I have access to a dual-socket system consisting of two NUMA nodes to do some data processing.
My code is relatively straightforward and I'm using openMP for a main parallelizable loop that looks like this (k is a function parameter and buffer is a multi-gigabytes array of length n):
uint64_t m=0;
uint64_t *rk = (uint64_t *) calloc(k, sizeof(uint64_t));
#pragma omp parallel
{
#pragma omp for reduction(+:m), reduction(+:rk[:k])
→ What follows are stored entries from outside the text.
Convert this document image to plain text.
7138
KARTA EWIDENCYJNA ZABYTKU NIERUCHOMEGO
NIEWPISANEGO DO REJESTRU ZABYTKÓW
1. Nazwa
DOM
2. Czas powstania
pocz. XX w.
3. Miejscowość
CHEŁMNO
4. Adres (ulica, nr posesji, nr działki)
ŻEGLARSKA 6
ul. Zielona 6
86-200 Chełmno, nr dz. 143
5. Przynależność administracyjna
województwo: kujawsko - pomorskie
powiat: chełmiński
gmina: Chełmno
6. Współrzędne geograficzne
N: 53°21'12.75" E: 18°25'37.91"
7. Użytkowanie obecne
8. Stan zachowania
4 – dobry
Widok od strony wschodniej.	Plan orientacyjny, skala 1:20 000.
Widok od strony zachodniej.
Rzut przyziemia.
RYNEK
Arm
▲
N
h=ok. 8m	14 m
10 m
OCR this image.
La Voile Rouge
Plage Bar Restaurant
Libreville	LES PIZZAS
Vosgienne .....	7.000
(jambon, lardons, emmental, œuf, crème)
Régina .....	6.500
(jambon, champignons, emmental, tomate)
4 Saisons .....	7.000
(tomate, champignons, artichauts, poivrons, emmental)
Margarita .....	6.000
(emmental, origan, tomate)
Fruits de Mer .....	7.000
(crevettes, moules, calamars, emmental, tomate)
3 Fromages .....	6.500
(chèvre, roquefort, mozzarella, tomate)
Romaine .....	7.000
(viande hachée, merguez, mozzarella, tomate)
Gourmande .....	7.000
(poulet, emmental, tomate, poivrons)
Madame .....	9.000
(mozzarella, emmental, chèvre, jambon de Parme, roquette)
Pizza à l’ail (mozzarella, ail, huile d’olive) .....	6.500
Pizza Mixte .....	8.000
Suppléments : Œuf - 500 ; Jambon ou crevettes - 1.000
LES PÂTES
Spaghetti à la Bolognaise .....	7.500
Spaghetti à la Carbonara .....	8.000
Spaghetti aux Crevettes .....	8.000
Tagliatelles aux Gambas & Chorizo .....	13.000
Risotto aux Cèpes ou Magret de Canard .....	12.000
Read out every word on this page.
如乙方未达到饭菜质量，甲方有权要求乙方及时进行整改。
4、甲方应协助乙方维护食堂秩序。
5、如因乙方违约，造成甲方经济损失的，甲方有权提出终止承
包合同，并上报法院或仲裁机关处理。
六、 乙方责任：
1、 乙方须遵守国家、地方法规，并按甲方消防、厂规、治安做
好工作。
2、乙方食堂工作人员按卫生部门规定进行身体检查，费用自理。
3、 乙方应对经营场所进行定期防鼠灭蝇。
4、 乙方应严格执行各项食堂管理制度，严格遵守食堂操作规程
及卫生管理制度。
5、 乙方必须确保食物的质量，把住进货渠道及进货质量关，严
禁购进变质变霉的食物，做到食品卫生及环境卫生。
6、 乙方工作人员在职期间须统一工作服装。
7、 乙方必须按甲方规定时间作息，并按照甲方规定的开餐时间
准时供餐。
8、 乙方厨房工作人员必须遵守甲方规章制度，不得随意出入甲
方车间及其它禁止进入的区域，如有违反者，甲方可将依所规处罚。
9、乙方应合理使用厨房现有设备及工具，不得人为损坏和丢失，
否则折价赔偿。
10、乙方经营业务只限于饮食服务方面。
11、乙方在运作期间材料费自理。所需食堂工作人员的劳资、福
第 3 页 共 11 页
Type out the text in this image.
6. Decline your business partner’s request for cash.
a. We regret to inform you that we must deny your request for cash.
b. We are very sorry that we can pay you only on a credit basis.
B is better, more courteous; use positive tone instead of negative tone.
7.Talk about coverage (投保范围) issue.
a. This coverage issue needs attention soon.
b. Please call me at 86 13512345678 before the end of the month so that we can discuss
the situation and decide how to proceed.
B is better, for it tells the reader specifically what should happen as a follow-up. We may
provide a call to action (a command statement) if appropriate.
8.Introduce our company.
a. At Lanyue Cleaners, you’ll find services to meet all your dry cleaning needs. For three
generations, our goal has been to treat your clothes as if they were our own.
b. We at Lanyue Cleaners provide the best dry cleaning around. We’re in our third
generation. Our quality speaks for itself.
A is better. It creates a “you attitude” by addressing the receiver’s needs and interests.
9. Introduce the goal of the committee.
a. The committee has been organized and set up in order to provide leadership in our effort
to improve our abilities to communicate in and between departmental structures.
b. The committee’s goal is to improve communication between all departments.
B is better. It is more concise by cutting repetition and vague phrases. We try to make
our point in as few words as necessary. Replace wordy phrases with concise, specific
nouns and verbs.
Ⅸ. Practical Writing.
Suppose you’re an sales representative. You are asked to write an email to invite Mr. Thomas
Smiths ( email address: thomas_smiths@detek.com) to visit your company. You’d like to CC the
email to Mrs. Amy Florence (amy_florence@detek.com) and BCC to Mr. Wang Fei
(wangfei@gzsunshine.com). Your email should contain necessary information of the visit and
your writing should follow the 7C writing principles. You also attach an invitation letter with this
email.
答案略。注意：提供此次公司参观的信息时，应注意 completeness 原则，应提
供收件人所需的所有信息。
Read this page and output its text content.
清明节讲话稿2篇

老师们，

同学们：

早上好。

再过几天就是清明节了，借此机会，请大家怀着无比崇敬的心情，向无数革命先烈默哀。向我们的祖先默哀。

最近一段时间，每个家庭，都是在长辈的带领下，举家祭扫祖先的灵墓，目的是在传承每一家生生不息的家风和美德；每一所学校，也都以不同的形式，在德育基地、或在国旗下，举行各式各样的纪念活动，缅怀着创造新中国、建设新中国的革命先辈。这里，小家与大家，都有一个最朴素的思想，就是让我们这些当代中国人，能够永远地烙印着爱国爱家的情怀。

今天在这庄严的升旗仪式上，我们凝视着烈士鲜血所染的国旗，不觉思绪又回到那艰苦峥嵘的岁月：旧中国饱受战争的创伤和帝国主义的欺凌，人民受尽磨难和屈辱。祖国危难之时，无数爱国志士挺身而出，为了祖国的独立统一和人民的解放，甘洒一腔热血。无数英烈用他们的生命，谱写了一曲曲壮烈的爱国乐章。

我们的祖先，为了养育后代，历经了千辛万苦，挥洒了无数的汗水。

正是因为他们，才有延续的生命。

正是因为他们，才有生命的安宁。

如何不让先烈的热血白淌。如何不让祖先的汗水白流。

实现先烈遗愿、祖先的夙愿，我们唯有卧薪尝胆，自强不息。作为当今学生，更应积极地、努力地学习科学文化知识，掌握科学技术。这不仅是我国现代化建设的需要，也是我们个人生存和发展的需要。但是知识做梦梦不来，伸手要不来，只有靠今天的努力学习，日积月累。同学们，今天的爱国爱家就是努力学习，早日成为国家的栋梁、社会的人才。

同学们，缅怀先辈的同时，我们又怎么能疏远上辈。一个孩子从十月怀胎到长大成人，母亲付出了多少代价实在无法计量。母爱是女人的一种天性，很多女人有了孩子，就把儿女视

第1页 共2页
for (uint64_t i=0; i<n-k; i++)
{
m += (uint64_t)buffer[i];
for (uint64_t j=0; j<k; j++)
{
rk[j] += (uint64_t)buffer[i]*(uint64_t)buffer[i+j];
}
}
/* Other stuff, serial and parallel */
}
Under Linux Mint I can compile with gcc without problem and all of the cores on both sockets are put to good use. However, on Windows (mingw-gcc on cygwin) only a single NUMA node is used. Since my code isn't really sensitive to the memory latency, I get 2x slowdown on Windows.
I can't figure out how to force Windows to spread the threads on both nodes. As far as I understand, openMP doesn't support affinity on Windows (cygwin mingw-gcc implementation anyways), but I don't know how I should do it manually.
Any help is greatly appreciated!